The students visited 18 artists, museums, collectives, and galleries during their five-day trip. In one day alone, the MFAs visited a couple of performance artists in their East Williamsburg space (anyaliftig.com, panoplylab.org), two painters in their Bushwick studios (jennymorganart.com, martinwittfooth.com), and the staff of Hyperallergic (a big time art blog) in their Williamsburg office. Later in the week, between outings to the museums, openings in Chelsea, and just having an all around good time, they visited an artist’s collective workspace in the Lower East Side (conartistnyc.com), a painter in his Fort Green studio and a painter/sculptor at his Lower East Side gallery (tedriederer.com, thelodgegallery.com). Additionally they visited the New York Book Arts Fair, ”the world’s premier event for artists’ books, catalogs, monographs, periodicals, and zines”, featuring around 300 booksellers (and about a million people), at the PS1 Contemporary Art Center (momaps1.org) in Long Island City, Queens.

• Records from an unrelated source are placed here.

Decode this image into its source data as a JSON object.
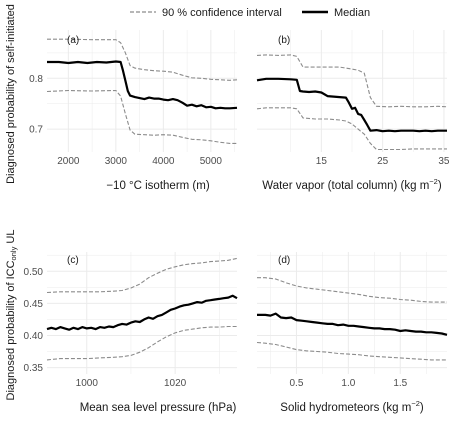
{
  "colors": {
    "median": "#000000",
    "ci": "#8c8c8c",
    "grid": "#ebebeb",
    "panel_bg": "#ffffff"
  },
  "legend": {
    "position": "top",
    "ci_label": "90 % confidence interval",
    "median_label": "Median"
  },
  "ylabel_top": "Diagnosed probability of self-initiated",
  "ylabel_bottom_main": "Diagnosed probability of ICC",
  "ylabel_bottom_sub": "only",
  "ylabel_bottom_end": " UL",
  "chart_data": [
    {
      "type": "line",
      "panel_label": "(a)",
      "xlabel": "−10 °C isotherm (m)",
      "xlim": [
        1550,
        5550
      ],
      "ylim": [
        0.655,
        0.895
      ],
      "xticks": [
        2000,
        3000,
        4000,
        5000
      ],
      "yticks": [
        0.7,
        0.8
      ],
      "ytick_labels": [
        "0.7",
        "0.8"
      ],
      "series": [
        {
          "role": "median",
          "x": [
            1550,
            1800,
            2000,
            2200,
            2400,
            2600,
            2800,
            3000,
            3100,
            3150,
            3200,
            3250,
            3300,
            3400,
            3500,
            3600,
            3700,
            3800,
            3900,
            4000,
            4100,
            4200,
            4300,
            4400,
            4500,
            4600,
            4700,
            4800,
            4900,
            5000,
            5100,
            5200,
            5300,
            5400,
            5550
          ],
          "y": [
            0.832,
            0.832,
            0.83,
            0.832,
            0.83,
            0.832,
            0.831,
            0.833,
            0.832,
            0.815,
            0.795,
            0.775,
            0.766,
            0.763,
            0.761,
            0.759,
            0.762,
            0.76,
            0.76,
            0.758,
            0.757,
            0.759,
            0.757,
            0.752,
            0.746,
            0.748,
            0.745,
            0.747,
            0.743,
            0.744,
            0.741,
            0.742,
            0.741,
            0.741,
            0.742
          ]
        },
        {
          "role": "ci_upper",
          "x": [
            1550,
            2000,
            2500,
            3000,
            3100,
            3200,
            3300,
            3400,
            3600,
            3800,
            4000,
            4200,
            4400,
            4600,
            4800,
            5000,
            5200,
            5400,
            5550
          ],
          "y": [
            0.877,
            0.877,
            0.876,
            0.876,
            0.87,
            0.85,
            0.825,
            0.82,
            0.817,
            0.815,
            0.814,
            0.812,
            0.806,
            0.801,
            0.8,
            0.798,
            0.797,
            0.796,
            0.797
          ]
        },
        {
          "role": "ci_lower",
          "x": [
            1550,
            2000,
            2500,
            3000,
            3100,
            3200,
            3300,
            3400,
            3600,
            3800,
            4000,
            4200,
            4400,
            4600,
            4800,
            5000,
            5200,
            5400,
            5550
          ],
          "y": [
            0.774,
            0.776,
            0.775,
            0.776,
            0.765,
            0.73,
            0.698,
            0.69,
            0.689,
            0.688,
            0.689,
            0.688,
            0.684,
            0.68,
            0.679,
            0.677,
            0.674,
            0.672,
            0.672
          ]
        }
      ]
    },
    {
      "type": "line",
      "panel_label": "(b)",
      "xlabel_main": "Water vapor (total column) (kg m",
      "xlabel_sup": "−2",
      "xlabel_end": ")",
      "xlim": [
        4.5,
        35.5
      ],
      "ylim": [
        0.655,
        0.895
      ],
      "xticks": [
        15,
        25,
        35
      ],
      "yticks": [
        0.7,
        0.8
      ],
      "series": [
        {
          "role": "median",
          "x": [
            4.5,
            6,
            8,
            10,
            11,
            11.5,
            12,
            13,
            14,
            15,
            16,
            17,
            18,
            19,
            19.5,
            20,
            20.5,
            21,
            21.5,
            22,
            22.5,
            23,
            24,
            25,
            26,
            27,
            28,
            29,
            30,
            31,
            32,
            33,
            34,
            35,
            35.5
          ],
          "y": [
            0.796,
            0.799,
            0.799,
            0.798,
            0.797,
            0.775,
            0.774,
            0.773,
            0.774,
            0.772,
            0.765,
            0.764,
            0.763,
            0.762,
            0.752,
            0.74,
            0.742,
            0.73,
            0.728,
            0.718,
            0.708,
            0.697,
            0.698,
            0.696,
            0.697,
            0.696,
            0.697,
            0.697,
            0.697,
            0.696,
            0.697,
            0.696,
            0.697,
            0.697,
            0.697
          ]
        },
        {
          "role": "ci_upper",
          "x": [
            4.5,
            6,
            8,
            10,
            11,
            12,
            14,
            16,
            18,
            19,
            20,
            21,
            22,
            23,
            24,
            26,
            28,
            30,
            32,
            34,
            35.5
          ],
          "y": [
            0.845,
            0.846,
            0.845,
            0.846,
            0.843,
            0.822,
            0.822,
            0.822,
            0.822,
            0.82,
            0.818,
            0.816,
            0.81,
            0.762,
            0.745,
            0.744,
            0.745,
            0.744,
            0.744,
            0.745,
            0.744
          ]
        },
        {
          "role": "ci_lower",
          "x": [
            4.5,
            6,
            8,
            10,
            11,
            12,
            14,
            16,
            18,
            19,
            20,
            21,
            22,
            23,
            24,
            26,
            28,
            30,
            32,
            34,
            35.5
          ],
          "y": [
            0.74,
            0.742,
            0.742,
            0.742,
            0.74,
            0.722,
            0.72,
            0.72,
            0.718,
            0.716,
            0.71,
            0.7,
            0.69,
            0.672,
            0.66,
            0.66,
            0.66,
            0.661,
            0.661,
            0.661,
            0.661
          ]
        }
      ]
    },
    {
      "type": "line",
      "panel_label": "(c)",
      "xlabel": "Mean sea level pressure (hPa)",
      "xlim": [
        991,
        1034
      ],
      "ylim": [
        0.34,
        0.53
      ],
      "xticks": [
        1000,
        1020
      ],
      "yticks": [
        0.35,
        0.4,
        0.45,
        0.5
      ],
      "ytick_labels": [
        "0.35",
        "0.40",
        "0.45",
        "0.50"
      ],
      "series": [
        {
          "role": "median",
          "x": [
            991,
            992,
            993,
            994,
            995,
            996,
            997,
            998,
            999,
            1000,
            1001,
            1002,
            1003,
            1004,
            1005,
            1006,
            1007,
            1008,
            1009,
            1010,
            1011,
            1012,
            1013,
            1014,
            1015,
            1016,
            1017,
            1018,
            1019,
            1020,
            1021,
            1022,
            1023,
            1024,
            1025,
            1026,
            1027,
            1028,
            1029,
            1030,
            1031,
            1032,
            1033,
            1034
          ],
          "y": [
            0.41,
            0.412,
            0.41,
            0.413,
            0.411,
            0.409,
            0.412,
            0.41,
            0.413,
            0.411,
            0.412,
            0.41,
            0.413,
            0.412,
            0.414,
            0.413,
            0.416,
            0.418,
            0.417,
            0.42,
            0.422,
            0.421,
            0.425,
            0.428,
            0.426,
            0.43,
            0.432,
            0.436,
            0.44,
            0.442,
            0.445,
            0.447,
            0.448,
            0.45,
            0.452,
            0.451,
            0.454,
            0.455,
            0.456,
            0.457,
            0.458,
            0.459,
            0.462,
            0.458
          ]
        },
        {
          "role": "ci_upper",
          "x": [
            991,
            994,
            997,
            1000,
            1003,
            1006,
            1008,
            1010,
            1012,
            1014,
            1016,
            1018,
            1020,
            1022,
            1024,
            1026,
            1028,
            1030,
            1032,
            1034
          ],
          "y": [
            0.467,
            0.468,
            0.468,
            0.468,
            0.468,
            0.469,
            0.47,
            0.474,
            0.48,
            0.49,
            0.497,
            0.503,
            0.507,
            0.51,
            0.512,
            0.513,
            0.515,
            0.516,
            0.517,
            0.52
          ]
        },
        {
          "role": "ci_lower",
          "x": [
            991,
            994,
            997,
            1000,
            1003,
            1006,
            1008,
            1010,
            1012,
            1014,
            1016,
            1018,
            1020,
            1022,
            1024,
            1026,
            1028,
            1030,
            1032,
            1034
          ],
          "y": [
            0.362,
            0.364,
            0.364,
            0.364,
            0.365,
            0.366,
            0.367,
            0.369,
            0.374,
            0.381,
            0.39,
            0.398,
            0.404,
            0.408,
            0.41,
            0.412,
            0.413,
            0.413,
            0.414,
            0.414
          ]
        }
      ]
    },
    {
      "type": "line",
      "panel_label": "(d)",
      "xlabel_main": "Solid hydrometeors (kg m",
      "xlabel_sup": "−2",
      "xlabel_end": ")",
      "xlim": [
        0.12,
        1.95
      ],
      "ylim": [
        0.34,
        0.53
      ],
      "xticks": [
        0.5,
        1.0,
        1.5
      ],
      "xtick_labels": [
        "0.5",
        "1.0",
        "1.5"
      ],
      "yticks": [
        0.35,
        0.4,
        0.45,
        0.5
      ],
      "series": [
        {
          "role": "median",
          "x": [
            0.12,
            0.2,
            0.25,
            0.3,
            0.35,
            0.4,
            0.45,
            0.5,
            0.55,
            0.6,
            0.65,
            0.7,
            0.75,
            0.8,
            0.85,
            0.9,
            0.95,
            1.0,
            1.05,
            1.1,
            1.15,
            1.2,
            1.25,
            1.3,
            1.35,
            1.4,
            1.45,
            1.5,
            1.55,
            1.6,
            1.65,
            1.7,
            1.75,
            1.8,
            1.85,
            1.9,
            1.95
          ],
          "y": [
            0.432,
            0.432,
            0.431,
            0.434,
            0.428,
            0.427,
            0.428,
            0.424,
            0.423,
            0.422,
            0.421,
            0.42,
            0.419,
            0.418,
            0.418,
            0.416,
            0.417,
            0.415,
            0.415,
            0.414,
            0.413,
            0.412,
            0.411,
            0.411,
            0.41,
            0.41,
            0.409,
            0.407,
            0.408,
            0.407,
            0.406,
            0.406,
            0.405,
            0.405,
            0.404,
            0.403,
            0.401
          ]
        },
        {
          "role": "ci_upper",
          "x": [
            0.12,
            0.2,
            0.3,
            0.4,
            0.5,
            0.6,
            0.7,
            0.8,
            0.9,
            1.0,
            1.1,
            1.2,
            1.3,
            1.4,
            1.5,
            1.6,
            1.7,
            1.8,
            1.95
          ],
          "y": [
            0.49,
            0.49,
            0.488,
            0.482,
            0.477,
            0.474,
            0.472,
            0.47,
            0.468,
            0.466,
            0.464,
            0.461,
            0.459,
            0.458,
            0.456,
            0.455,
            0.453,
            0.452,
            0.452
          ]
        },
        {
          "role": "ci_lower",
          "x": [
            0.12,
            0.2,
            0.3,
            0.4,
            0.5,
            0.6,
            0.7,
            0.8,
            0.9,
            1.0,
            1.1,
            1.2,
            1.3,
            1.4,
            1.5,
            1.6,
            1.7,
            1.8,
            1.95
          ],
          "y": [
            0.389,
            0.388,
            0.386,
            0.382,
            0.378,
            0.376,
            0.375,
            0.374,
            0.372,
            0.371,
            0.37,
            0.368,
            0.367,
            0.366,
            0.365,
            0.364,
            0.363,
            0.362,
            0.362
          ]
        }
      ]
    }
  ]
}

While on this trip, students had the opportunity to see how professionals in varying fields of art live, work, eat, sleep, struggle, and succeed. This trip established what it means to be an artist today and established the exciting realism of being an emerging artist in New York. One of the artists the MFAs spent time with was Christian Rex Van Minnen, who lives in a studio building that was once a candy-making factory. As Brad Blair recalled, “the graduate students followed him inside the old building. They walked up a dusty and narrow staircase, three stories high, until reaching Christian’s small studio space on the top floor. Once inside, his brightly colored paintings instantly contrasted the worn buildings environment. When Christian began speaking about his pieces, the students learned that he is a prolific oil painter whose work usually begins with the traditional portrait composition or still life set up. Christian then transforms the piece in to a decaying, fles hy, flora, fauna, mixture of pieces and parts that together create a juicy, colorful finished product.”
Adam Williams summarizes that “by the end of our week, I think most of us came to the conclusion that while living in New York and keeping up with an artistic practice will require a lot of work and dedication, it is totally doable and will provide invaluable opportunities that are uniquely available in what is still America’s art center.”